A realidade que transforma uma mulher cheia de sonhos e carinhos e algumas boas frases em mais uma pizza que esfriou. Um delivery vencido. E esperei sofrendo o momento em que ela se olharia no espelho e diria com os olhos borrados que sua ficha caiu. E esperei ela resgatar pelos cantos não íntimos, em silêncio e sem cúmplice, tudo o que era seu com medo de deixar algum rastro ou parecer boba. Esperei sentadinha do lado de fora, com o coração na mão. Com medo dela fazer alguma besteira como beija-lo quatorze vezes mesmo ele sendo mais um desses caras que não vão sequer até a porta pra se despedir ou ligam para saber se o táxi chegou direito. Ainda assim, ela é uma dessas garotas que beijam mais um desses caras quatorze vezes. Porque um desses caras, que dá vontade de beijar quatorze vezes, aparece a cada quatorze caras. E ela se despediu de uma felicidade e uma gentileza que existiram apenas na sua emoção. O que já era algo nessa vida chata cheia de gente chata. Alguém que despertava a sua emoção. E ela finalmente saiu. Ela e seu sorriso triste novamente. Agora um pouco mais triste mas ainda assim iluminado. Ela e sua vontade de tomar banho quente e comer pão de queijo e voltar a ser apenas uma menina que sonha com alguém para se fazer isso junto, pela manhã. Com a maquiagem borrada e o vestido de ontem. E medo de ser confundida com puta na recepção do flat. E com medo dela própria, mais tarde, se confundir com puta. Ela e seus óculos de brinquedo para esconder de brinquedo uma emoção de brinquedo. Usando sua havaianas para uma alma cansada. Achando graça que o dia terminava justamente porque começava de novo. No Ibirapuera as pessoas corriam numa maratona. Cheias de certeza. Ela olhou tudo aquilo com um sono profundo. Enquanto alguns corriam, ela só queria parar. Parar em algum braço, em algum abraço. Parar finalmente. E tomar o banho quente e comer pão de queijo. E ter abraços permitidos para sempre. E poder reclamar do frio para sempre. Ela só queria se sentir quente, ainda que fosse de despedida.
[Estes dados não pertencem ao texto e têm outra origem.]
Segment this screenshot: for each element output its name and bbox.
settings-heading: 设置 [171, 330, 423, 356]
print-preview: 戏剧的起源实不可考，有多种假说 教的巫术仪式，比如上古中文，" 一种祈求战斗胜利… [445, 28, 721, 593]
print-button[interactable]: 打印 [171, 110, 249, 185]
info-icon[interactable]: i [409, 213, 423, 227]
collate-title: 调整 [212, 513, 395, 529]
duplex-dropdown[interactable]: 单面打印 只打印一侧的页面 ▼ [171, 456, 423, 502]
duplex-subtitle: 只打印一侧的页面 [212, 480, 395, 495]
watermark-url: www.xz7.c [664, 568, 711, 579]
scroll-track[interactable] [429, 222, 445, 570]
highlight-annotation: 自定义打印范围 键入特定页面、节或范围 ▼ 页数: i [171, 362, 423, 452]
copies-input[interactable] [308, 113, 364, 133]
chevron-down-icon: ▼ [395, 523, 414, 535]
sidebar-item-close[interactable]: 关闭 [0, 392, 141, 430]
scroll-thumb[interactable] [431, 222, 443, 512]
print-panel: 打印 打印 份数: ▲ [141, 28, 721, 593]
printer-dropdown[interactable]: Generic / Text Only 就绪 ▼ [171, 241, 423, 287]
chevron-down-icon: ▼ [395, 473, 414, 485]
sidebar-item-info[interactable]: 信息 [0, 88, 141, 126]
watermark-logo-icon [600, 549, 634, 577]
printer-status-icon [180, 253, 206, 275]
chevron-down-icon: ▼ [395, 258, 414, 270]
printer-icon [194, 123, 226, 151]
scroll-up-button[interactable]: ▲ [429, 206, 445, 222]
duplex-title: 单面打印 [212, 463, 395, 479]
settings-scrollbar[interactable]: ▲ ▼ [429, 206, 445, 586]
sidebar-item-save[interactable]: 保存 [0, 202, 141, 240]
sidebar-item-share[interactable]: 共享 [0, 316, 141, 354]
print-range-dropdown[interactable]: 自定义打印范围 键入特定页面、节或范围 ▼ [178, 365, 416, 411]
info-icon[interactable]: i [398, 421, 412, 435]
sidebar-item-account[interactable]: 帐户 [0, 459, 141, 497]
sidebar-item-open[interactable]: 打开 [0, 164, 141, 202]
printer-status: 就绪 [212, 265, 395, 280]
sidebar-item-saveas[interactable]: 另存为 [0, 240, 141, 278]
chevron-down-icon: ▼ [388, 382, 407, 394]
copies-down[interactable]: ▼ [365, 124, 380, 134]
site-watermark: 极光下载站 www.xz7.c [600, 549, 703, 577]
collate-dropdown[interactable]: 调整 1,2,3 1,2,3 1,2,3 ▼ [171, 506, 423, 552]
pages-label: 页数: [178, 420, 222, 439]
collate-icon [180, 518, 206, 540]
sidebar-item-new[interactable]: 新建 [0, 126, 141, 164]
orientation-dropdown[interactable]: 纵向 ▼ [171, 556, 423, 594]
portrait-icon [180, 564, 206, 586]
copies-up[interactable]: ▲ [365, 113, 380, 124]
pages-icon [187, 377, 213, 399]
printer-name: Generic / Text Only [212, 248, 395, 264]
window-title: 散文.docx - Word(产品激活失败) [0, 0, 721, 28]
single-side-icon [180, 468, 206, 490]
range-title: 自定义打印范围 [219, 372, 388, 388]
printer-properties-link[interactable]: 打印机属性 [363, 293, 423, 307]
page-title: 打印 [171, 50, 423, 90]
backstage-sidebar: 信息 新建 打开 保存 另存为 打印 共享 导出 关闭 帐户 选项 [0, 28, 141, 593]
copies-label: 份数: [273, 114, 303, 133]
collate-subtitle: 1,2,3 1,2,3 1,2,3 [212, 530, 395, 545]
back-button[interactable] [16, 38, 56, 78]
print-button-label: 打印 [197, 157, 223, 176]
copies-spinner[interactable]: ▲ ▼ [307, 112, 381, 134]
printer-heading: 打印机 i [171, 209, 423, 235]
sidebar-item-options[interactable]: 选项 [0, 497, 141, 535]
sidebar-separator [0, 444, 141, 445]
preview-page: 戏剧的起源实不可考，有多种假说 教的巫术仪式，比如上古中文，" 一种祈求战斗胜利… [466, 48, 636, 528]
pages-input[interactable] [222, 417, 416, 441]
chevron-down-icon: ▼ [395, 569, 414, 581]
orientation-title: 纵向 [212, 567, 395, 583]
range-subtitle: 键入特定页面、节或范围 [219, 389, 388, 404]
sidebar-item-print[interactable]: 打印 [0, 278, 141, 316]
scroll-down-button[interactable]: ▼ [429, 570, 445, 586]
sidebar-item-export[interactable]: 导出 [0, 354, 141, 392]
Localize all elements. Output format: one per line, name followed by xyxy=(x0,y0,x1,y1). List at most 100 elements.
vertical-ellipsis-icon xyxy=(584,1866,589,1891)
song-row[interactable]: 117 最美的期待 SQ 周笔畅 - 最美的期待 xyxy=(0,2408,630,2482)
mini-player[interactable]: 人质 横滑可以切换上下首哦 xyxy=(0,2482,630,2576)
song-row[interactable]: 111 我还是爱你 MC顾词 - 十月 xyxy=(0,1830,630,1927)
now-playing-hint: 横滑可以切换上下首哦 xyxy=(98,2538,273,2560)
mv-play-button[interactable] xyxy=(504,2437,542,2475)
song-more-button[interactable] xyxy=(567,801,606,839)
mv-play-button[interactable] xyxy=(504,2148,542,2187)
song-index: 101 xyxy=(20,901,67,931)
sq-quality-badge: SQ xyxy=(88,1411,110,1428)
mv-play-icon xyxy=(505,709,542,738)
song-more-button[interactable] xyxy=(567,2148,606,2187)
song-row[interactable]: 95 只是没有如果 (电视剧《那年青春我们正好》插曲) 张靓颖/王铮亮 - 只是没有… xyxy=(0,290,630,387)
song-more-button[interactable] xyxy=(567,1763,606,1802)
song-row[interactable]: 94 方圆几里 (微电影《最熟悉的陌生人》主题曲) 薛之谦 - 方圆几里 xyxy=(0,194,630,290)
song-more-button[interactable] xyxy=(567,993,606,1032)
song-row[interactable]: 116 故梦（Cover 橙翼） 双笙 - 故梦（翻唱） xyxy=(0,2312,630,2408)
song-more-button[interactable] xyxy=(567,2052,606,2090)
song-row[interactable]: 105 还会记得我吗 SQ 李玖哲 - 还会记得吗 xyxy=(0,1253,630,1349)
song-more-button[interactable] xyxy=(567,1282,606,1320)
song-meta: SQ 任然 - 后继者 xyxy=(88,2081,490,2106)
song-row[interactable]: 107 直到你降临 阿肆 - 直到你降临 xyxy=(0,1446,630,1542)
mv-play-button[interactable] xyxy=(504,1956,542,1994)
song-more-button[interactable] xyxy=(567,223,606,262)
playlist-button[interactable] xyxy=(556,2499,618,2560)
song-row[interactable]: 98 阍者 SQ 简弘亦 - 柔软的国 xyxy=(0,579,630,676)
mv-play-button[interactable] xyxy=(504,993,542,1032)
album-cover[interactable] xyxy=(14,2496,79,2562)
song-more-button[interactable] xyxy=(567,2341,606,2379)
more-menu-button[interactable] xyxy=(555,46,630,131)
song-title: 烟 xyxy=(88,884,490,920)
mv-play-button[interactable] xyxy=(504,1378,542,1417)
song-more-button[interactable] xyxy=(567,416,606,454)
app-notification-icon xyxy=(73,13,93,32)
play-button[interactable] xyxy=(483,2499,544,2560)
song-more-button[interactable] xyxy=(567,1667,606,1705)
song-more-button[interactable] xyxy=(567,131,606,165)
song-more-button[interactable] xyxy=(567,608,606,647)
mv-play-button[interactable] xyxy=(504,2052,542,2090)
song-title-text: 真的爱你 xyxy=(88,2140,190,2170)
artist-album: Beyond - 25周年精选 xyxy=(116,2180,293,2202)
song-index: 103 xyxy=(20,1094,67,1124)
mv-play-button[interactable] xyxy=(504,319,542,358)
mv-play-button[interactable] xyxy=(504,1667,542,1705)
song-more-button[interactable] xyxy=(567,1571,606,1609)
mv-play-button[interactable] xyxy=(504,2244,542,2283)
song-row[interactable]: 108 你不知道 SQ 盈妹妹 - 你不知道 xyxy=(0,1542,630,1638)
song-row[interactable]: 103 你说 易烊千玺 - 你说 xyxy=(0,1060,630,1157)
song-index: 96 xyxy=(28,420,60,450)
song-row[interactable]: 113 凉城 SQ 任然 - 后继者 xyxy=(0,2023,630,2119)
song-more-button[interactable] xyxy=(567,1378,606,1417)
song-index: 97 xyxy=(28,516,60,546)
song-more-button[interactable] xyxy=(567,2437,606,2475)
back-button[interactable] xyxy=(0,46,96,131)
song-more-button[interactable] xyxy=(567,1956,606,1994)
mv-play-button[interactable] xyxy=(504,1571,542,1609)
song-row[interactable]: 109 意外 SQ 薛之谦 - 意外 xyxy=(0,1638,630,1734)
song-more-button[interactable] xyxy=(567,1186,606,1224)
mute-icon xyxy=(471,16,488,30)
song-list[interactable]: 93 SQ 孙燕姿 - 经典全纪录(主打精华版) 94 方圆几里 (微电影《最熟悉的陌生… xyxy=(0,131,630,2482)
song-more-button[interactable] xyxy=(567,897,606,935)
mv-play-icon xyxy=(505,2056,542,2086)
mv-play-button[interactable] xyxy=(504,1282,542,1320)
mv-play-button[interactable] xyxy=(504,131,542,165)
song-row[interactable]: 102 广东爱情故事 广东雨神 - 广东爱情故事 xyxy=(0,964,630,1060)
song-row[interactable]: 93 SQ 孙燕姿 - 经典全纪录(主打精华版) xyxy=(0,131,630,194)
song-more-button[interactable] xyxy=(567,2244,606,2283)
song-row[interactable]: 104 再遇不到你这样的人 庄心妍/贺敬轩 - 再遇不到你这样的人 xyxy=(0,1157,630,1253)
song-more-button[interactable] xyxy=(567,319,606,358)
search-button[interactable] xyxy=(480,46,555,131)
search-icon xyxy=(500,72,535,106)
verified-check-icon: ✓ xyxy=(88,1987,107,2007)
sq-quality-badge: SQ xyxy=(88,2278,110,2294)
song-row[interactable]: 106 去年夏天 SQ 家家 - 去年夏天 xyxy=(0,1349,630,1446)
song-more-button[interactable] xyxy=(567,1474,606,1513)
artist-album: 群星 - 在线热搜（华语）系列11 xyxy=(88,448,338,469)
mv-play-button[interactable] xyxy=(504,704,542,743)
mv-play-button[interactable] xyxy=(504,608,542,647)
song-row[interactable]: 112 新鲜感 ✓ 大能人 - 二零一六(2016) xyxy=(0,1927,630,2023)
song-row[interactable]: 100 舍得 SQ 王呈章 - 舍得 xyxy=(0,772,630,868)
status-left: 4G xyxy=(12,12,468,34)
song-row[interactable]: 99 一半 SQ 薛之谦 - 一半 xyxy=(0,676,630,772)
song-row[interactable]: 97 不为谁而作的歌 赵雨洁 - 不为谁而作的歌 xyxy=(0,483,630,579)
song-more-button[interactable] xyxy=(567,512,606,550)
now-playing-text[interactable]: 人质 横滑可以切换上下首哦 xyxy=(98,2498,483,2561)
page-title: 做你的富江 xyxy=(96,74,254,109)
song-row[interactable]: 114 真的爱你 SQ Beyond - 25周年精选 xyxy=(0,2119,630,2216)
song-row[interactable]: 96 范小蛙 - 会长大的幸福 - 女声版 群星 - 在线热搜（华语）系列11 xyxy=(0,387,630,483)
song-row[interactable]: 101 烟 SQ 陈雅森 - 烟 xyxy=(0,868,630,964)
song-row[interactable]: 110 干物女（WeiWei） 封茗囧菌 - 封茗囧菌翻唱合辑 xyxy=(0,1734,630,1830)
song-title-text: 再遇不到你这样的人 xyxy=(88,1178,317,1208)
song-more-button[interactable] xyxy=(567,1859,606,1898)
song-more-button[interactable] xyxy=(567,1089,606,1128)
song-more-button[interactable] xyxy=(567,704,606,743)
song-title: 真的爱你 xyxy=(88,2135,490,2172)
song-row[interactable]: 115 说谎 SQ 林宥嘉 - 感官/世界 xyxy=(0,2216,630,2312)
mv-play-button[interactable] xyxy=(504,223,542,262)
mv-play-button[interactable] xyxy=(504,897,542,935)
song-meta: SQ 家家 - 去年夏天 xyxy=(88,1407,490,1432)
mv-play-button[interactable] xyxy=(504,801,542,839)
Ela sabia que era amor de um dia e tinha topado, mas não aceitava que o amor de um dia tivesse acabado sem amor. Foi então que eu perguntei de novo, se era isso mesmo o que ela queria. E ela respondeu que não, não era. Mas na vida só existia uma coisa mais forte do que querer: a própria vida. Ela adormeceu no táxi, cansada o suficiente pra não se sentir suja e boba o suficiente pra engolir a saliva feliz, como se ainda pudesse reviver algo que havia morrido tão rápido. Achei aquilo lindo, achei que aquilo era a vida. E acabei dando finalmente o abraço eterno que ela tanto queria e que eu tanto queria. Ainda que se perdoar não melhore a solidão de ninguém. (Delivery - Tati Bernardi)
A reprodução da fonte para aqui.